19-го июня на семинаре выступила к.ф.н. Л. Г. Панова с докладом «Из автопортретной галереи Ахматовой: «Клеопатра» (1940)». В нем была проанализирована прагматическая составляющая этого стихотворения и пересмотрена существующая интерпретация. Новая интерпретация состоит в том, что «Клеопатра» – двойной портрет. В виде последней египетской царицы, теряющей престол, готовящейся к самоубийству, но сохраняющей эротическую привлекательность, Ахматова вывела себя. Фон для Ахматовой-Клеопатры тоже двойной: Серебряный век, разрушенный сталинизмом, представлен в виде прекрасной и сладостной Александрии, завоеванной Октавианом в 30 г. до н.э. Второй – личный – план был тщательно завуалирован. Раскрывается он только читателю-интеллектуалу, осведомленному о биографии и переживаниях Ахматовой в связи с арестами и ссылками ее сына и третьего мужа. Первый же план – историко-литературный – напротив, адресован массовому читателю.

Докладчица отметила, что для создания второго плана применяется богатейшая тайнопись. Своими корнями она уходит в Серебряный век – к Клеопатре и Антонию в жизнетворческих программах Валерия Брюсова, Александра Блока и Сергея Рафаловича. В условиях жесткой идеологической цензуры такая тайнопись выполняет функции советского Эзопова языка. По мысли исследовательницы, в «Клеопатре» практически у каждого слова, образа, грамматической конструкции наряду с первым смыслом образуется второй (а иногда третий, четвертый): прагматический. К примеру, в Антонии, чьи мертвые губы целует Клеопатра, закодирован Николай Гумилев – муж Ахматовой до 1918 года и первый мученик советской власти, а в последнем пленнике Клеопатровой красоты – Владимир Гаршин, с которым у Ахматовой с конца 1930-х был роман.
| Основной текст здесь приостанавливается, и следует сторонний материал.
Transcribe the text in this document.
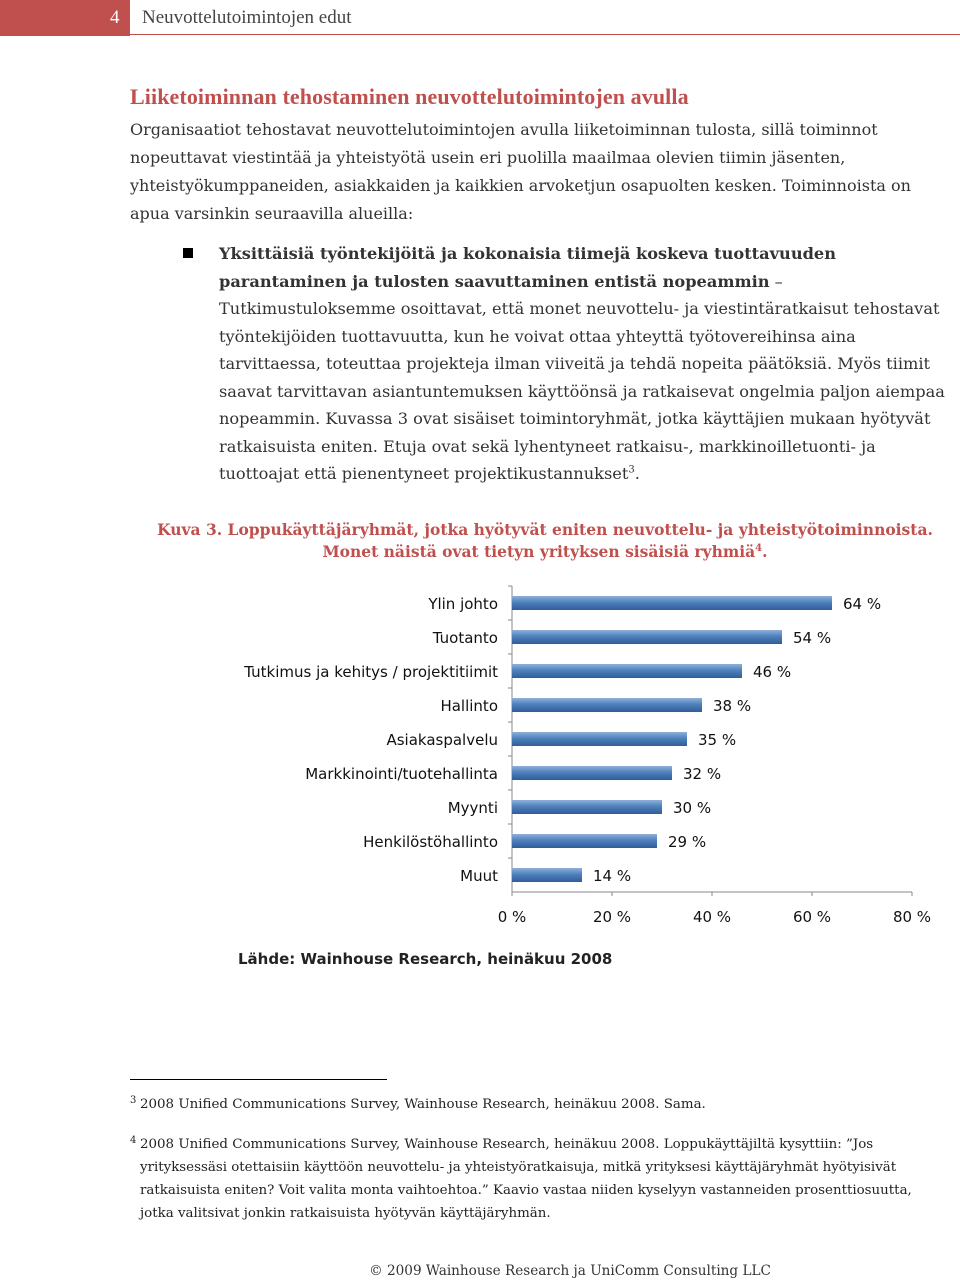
4 Neuvottelutoimintojen edut
Liiketoiminnan tehostaminen neuvottelutoimintojen avulla
Organisaatiot tehostavat neuvottelutoimintojen avulla liiketoiminnan tulosta, sillä toiminnot nopeuttavat viestintää ja yhteistyötä usein eri puolilla maailmaa olevien tiimin jäsenten, yhteistyökumppaneiden, asiakkaiden ja kaikkien arvoketjun osapuolten kesken. Toiminnoista on apua varsinkin seuraavilla alueilla:
Yksittäisiä työntekijöitä ja kokonaisia tiimejä koskeva tuottavuuden parantaminen ja tulosten saavuttaminen entistä nopeammin – Tutkimustuloksemme osoittavat, että monet neuvottelu- ja viestintäratkaisut tehostavat työntekijöiden tuottavuutta, kun he voivat ottaa yhteyttä työtovereihinsa aina tarvittaessa, toteuttaa projekteja ilman viiveitä ja tehdä nopeita päätöksiä. Myös tiimit saavat tarvittavan asiantuntemuksen käyttöönsä ja ratkaisevat ongelmia paljon aiempaa nopeammin. Kuvassa 3 ovat sisäiset toimintoryhmät, jotka käyttäjien mukaan hyötyvät ratkaisuista eniten. Etuja ovat sekä lyhentyneet ratkaisu-, markkinoilletuonti- ja tuottoajat että pienentyneet projektikustannukset$^3$.
Kuva 3. Loppukäyttäjäryhmät, jotka hyötyvät eniten neuvottelu- ja yhteistyötoiminnoista.
Monet näistä ovat tietyn yrityksen sisäisiä ryhmiä$^4$.
Ylin johto	64 %
Tuotanto	54 %
Tutkimus ja kehitys / projektitiimit	46 %
Hallinto	38 %
Asiakaspalvelu	35 %
Markkinointi/tuotehallinta	32 %
Myynti	30 %
Henkilöstöhallinto	29 %
Muut	14 %
0 %	20 %	40 %	60 %	80 %
Lähde: Wainhouse Research, heinäkuu 2008
3 2008 Unified Communications Survey, Wainhouse Research, heinäkuu 2008. Sama.
4 2008 Unified Communications Survey, Wainhouse Research, heinäkuu 2008. Loppukäyttäjiltä kysyttiin: ”Jos yrityksessäsi otettaisiin käyttöön neuvottelu- ja yhteistyöratkaisuja, mitkä yrityksesi käyttäjäryhmät hyötyisivät ratkaisuista eniten? Voit valita monta vaihtoehtoa.” Kaavio vastaa niiden kyselyyn vastanneiden prosenttiosuutta, jotka valitsivat jonkin ratkaisuista hyötyvän käyttäjäryhmän.
© 2009 Wainhouse Research ja UniComm Consulting LLC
Удивителен и другой прагматический аспект: за этим стихотворением тянется длинный биографический шлейф. Сначала мужья, возлюбленные и собратья по цеху передали экзотическую красоту Ахматовой и ее царственное поведение при помощи египетских красок (в том числе и современной Клеопатрой), а затем сама Ахматова перенесла мужские образы себя в свое стихотворение, несколько подретушровав их. В стихотворении передана и особая мужская перспектива, любование, в сцене с последним пленником Клеопатровой красоты. Мужскую перспективу дополняет нарциссическая: Ахматова любуется собой в зеркале Клеопатры. На создание двойного портрета работает также сюжет, для которого Ахматова отобрала из сокровищницы мировой литературы (Горация, Шекспира, Пушкина) лишь выигрышные для Клеопатры эпизоды; двойное повествование, обслуживающее одновременно линию Клеопатры и линию ахматовского «я»; и ахматовское клеймо на истории Клеопатры (это, в частности, инварианты ее поэтического мира – героиня «Клеопатры» ведет себя так же, как лирическая героиня других ахматовских стихотворений).

В заключение Л.Г. Панова высказала мысль, что Клеопатра как в истории мировой литературы, так и у Ахматовой одновременно проигрывает (теряет власть над Египтом и кончает жизнь самоубийством) и выигрывает (сбывается ее вариант будущего, а не Октавиана). У Ахматовой же выигрыш Клеопатры простирается гораздо дальше. В частности, этим стихотворением она пролагает себе путь от старого поэтического культа, «златоустой Анны – всея Руси» (в формулировке М. Цветаевой), к общенациональному: «Анне всея Руси».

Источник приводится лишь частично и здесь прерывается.